The Museum of Fine Arts in Budapest

RYSZARD KRYNICKI
Tradução de Francisco José Craveiro de Carvalho a partir de versões inglesas de Alissa Valles.


 Ryszard Krynicki é um dos poetas mais proeminentes da Polónia do pós-guerra. Nasceu em 1943 em Sankt Valentin, Áustria, para onde os seus pais haviam sido deportados. Entre os prémios que recebeu está o Zbigniew Herbert International Literary Award, 2015.

Alissa Valles recebeu recentemente o Aldo and Jeanne Scaglioni Prize por Our life grows, tradução de um livro de Krynicki.

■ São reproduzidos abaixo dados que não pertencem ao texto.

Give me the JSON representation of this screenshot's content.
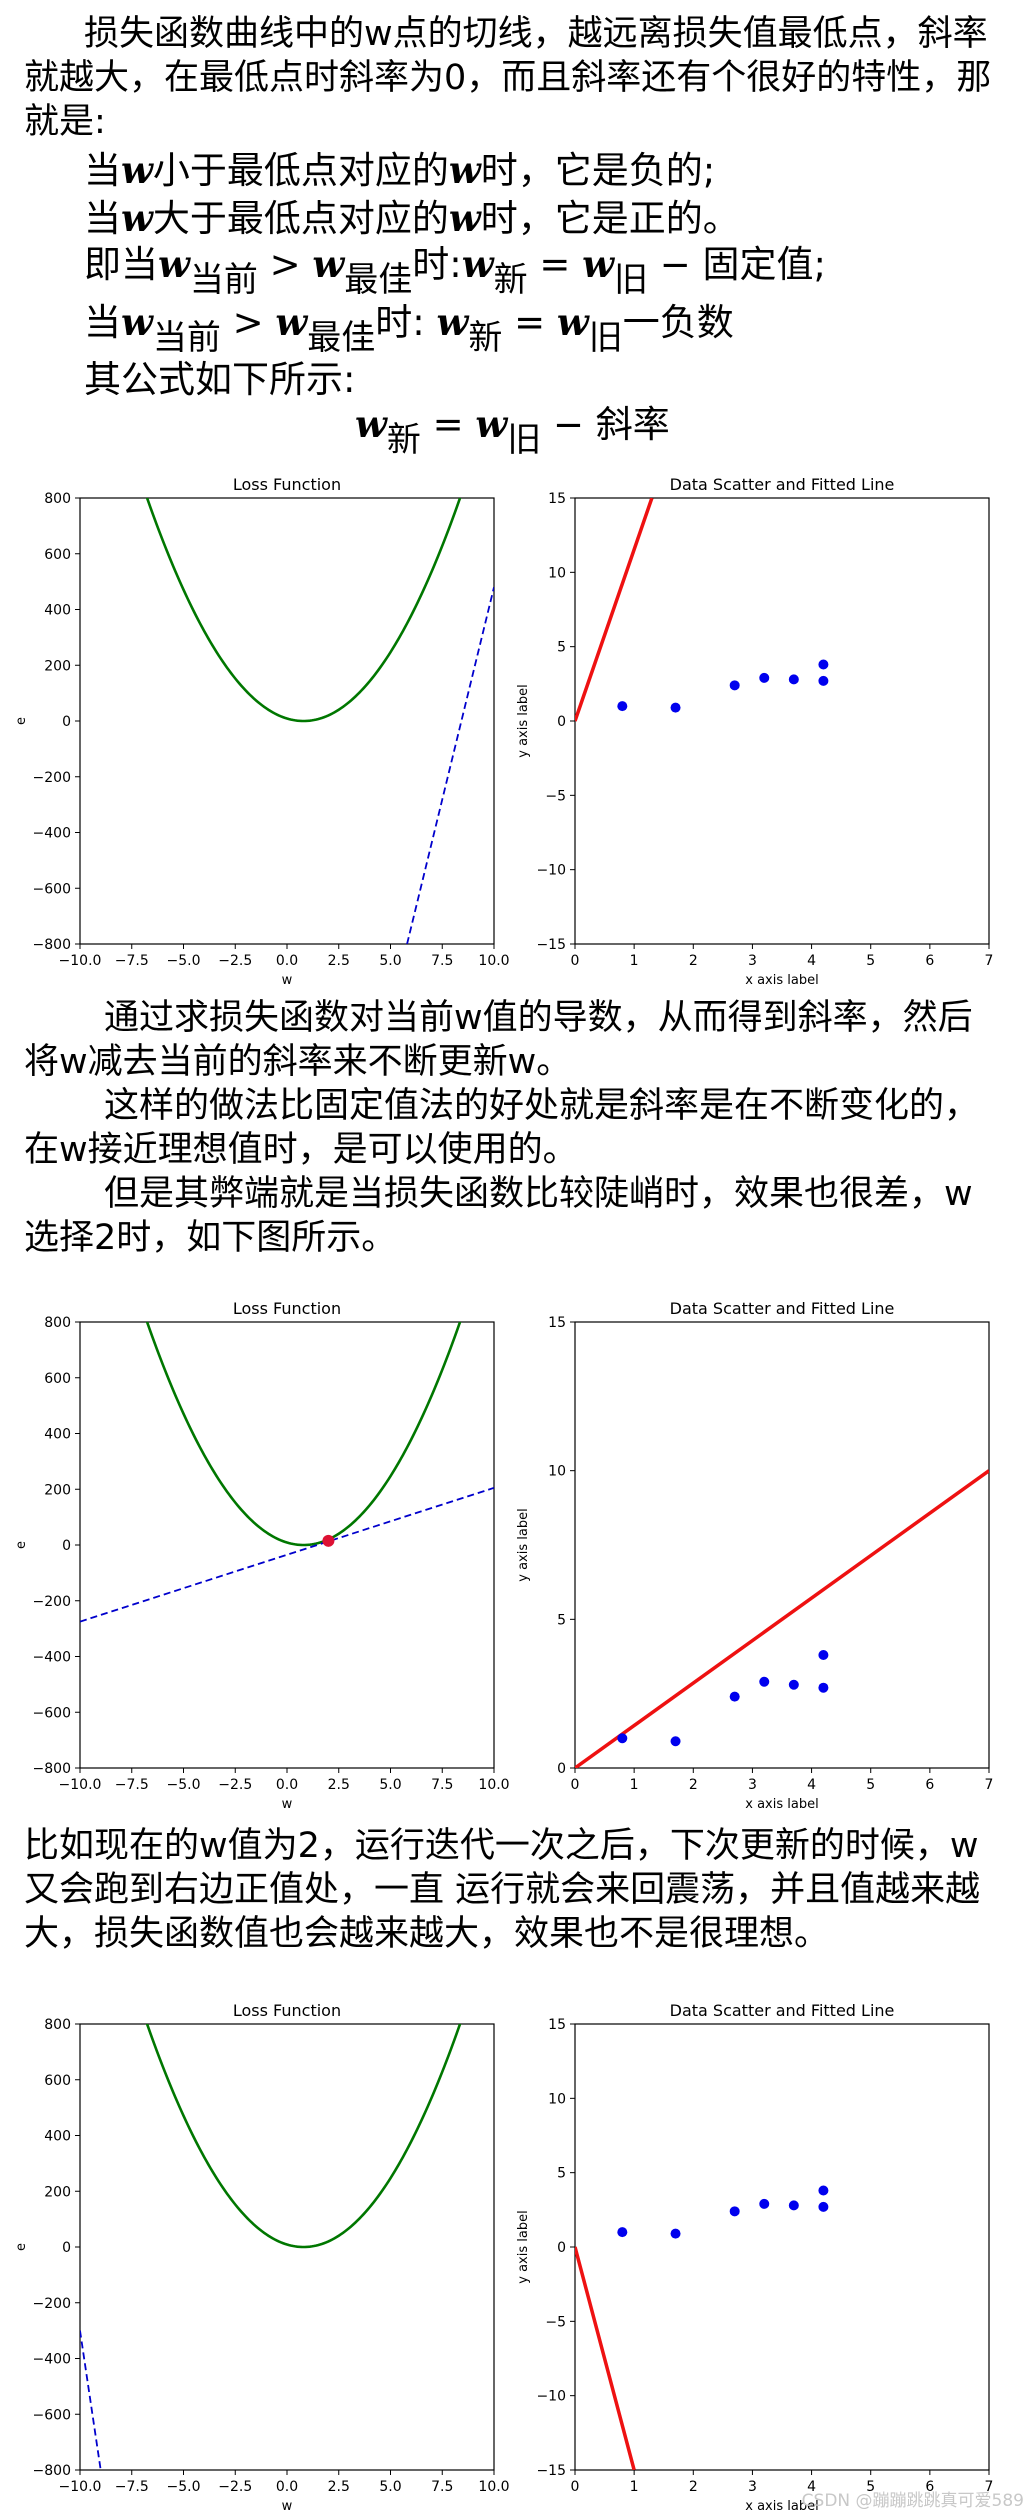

The Museum of Fine Arts in Budapest

 

How did you find yourself here,
poor mummy of an Egyptian princess,
exposed to alien stares?
Now it is here you have your afterlife.
I myself am a part of it for a moment,
while I’m looking at you.

So far there is no other.
No one knows
if there will be.

 

Museu de Belas Artes em Budapeste

Como chegaste até aqui,
pobre múmia de uma princesa egípcia,
exposta a olhares estranhos?
É aqui que agora passas a tua outra vida.
Eu mesmo sou parte dela por um instante,
enquanto estou a olhar-te.

Não há outra por agora.
Ninguém sabe
se haverá.


He who always knows

 

He who always knows
to which god he prays,
will never be heard.

 

Quem sabe sempre 

Quem sabe sempre
a que deus reza
nunca será ouvido.


This Year

 

This year
I bore no fruit

only leaves
that give no shade

I’m afraid, Rabbi,
I’m afraid, Lord,

that a hungry
weary man curses me

on the endless road
to Jerusalem

 

Este ano 

Este ano
não dei frutos

folhas apenas
que não dão sombra

tenho receio, Mestre,
tenho receio, Senhor,

de que um homem
cansado e fatigado me amaldiçoe

no caminho interminável
para Jerusalém


Return from Assisi

 

A mutilated Giotto. A loud: Silenzio!
From a car transporting animals
we passed on the way
the helpless look of a calf
being taken off to slaughter
follows me.

Help, Saint Francis.
Appear before the slaughterhouse gate.
And if you are busy at the moment,
please send
your brother Sylvester

or a wolf from Gubbio.

 

Regresso de Assis 

Um Giotto danificado. Voz alta: Silêncio!
De um camião  carregado de animais
por que passámos na estrada
os olhos desamparados de um bezerro
a ser levado para abater
perseguem-me

Ajuda-me, São Francisco.
Aparece antes dos portões do matadouro.
Se estiveres agora ocupado,
manda por favor
o teu irmão Silvestre

ou um lobo de Gubbio.


Buddha, Christ,

 

Buddha, Christ,
in vain you are hiding
in so many incarnations.

 

Buda, Cristo 

Buda, Cristo,
estais escondidos, embalde,
em tantas encarnações.


Job’s guilt

 

Everything was fulfilled,
I was spared nothing.

Who will forgive me.

 

A culpa de Job 

Tudo foi cumprido,
a nada fui poupado.

Quem me perdoará.


Rue de Poitiers

 

A late afternoon, snow is falling.
Near the striking Musée d’Orsay you see
a grey bundle on the edge of the sidewalk:
a bum rolled up into a ball (or a refugee
from some country plunged in civil war)
still lying on a plaid, wrapped in a blanket,
a salvaged sleeping bag and a right to live.
Yesterday he also had a radio switched on.
Today freezing coins are laid out on the newspaper
in constellations of non-existent planets and moons.

 

Rue de Poitiers 

Fim de tarde, neve a cair.
Perto do impressionante Musée d’Orsay vemos
uma trouxa cinzenta na beira do passeio:
um mendigo enrolado numa bola (ou um refugiado
de um país mergulhado numa guerra civil)
ainda deitado numa manta, embrulhado num cobertor,
um saco-cama reaproveitado e um direito à vida.
Ontem tinha um rádio ligado também.
Hoje há moedas geladas dispersas no jornal
em constelações de planetas e luas por existirem.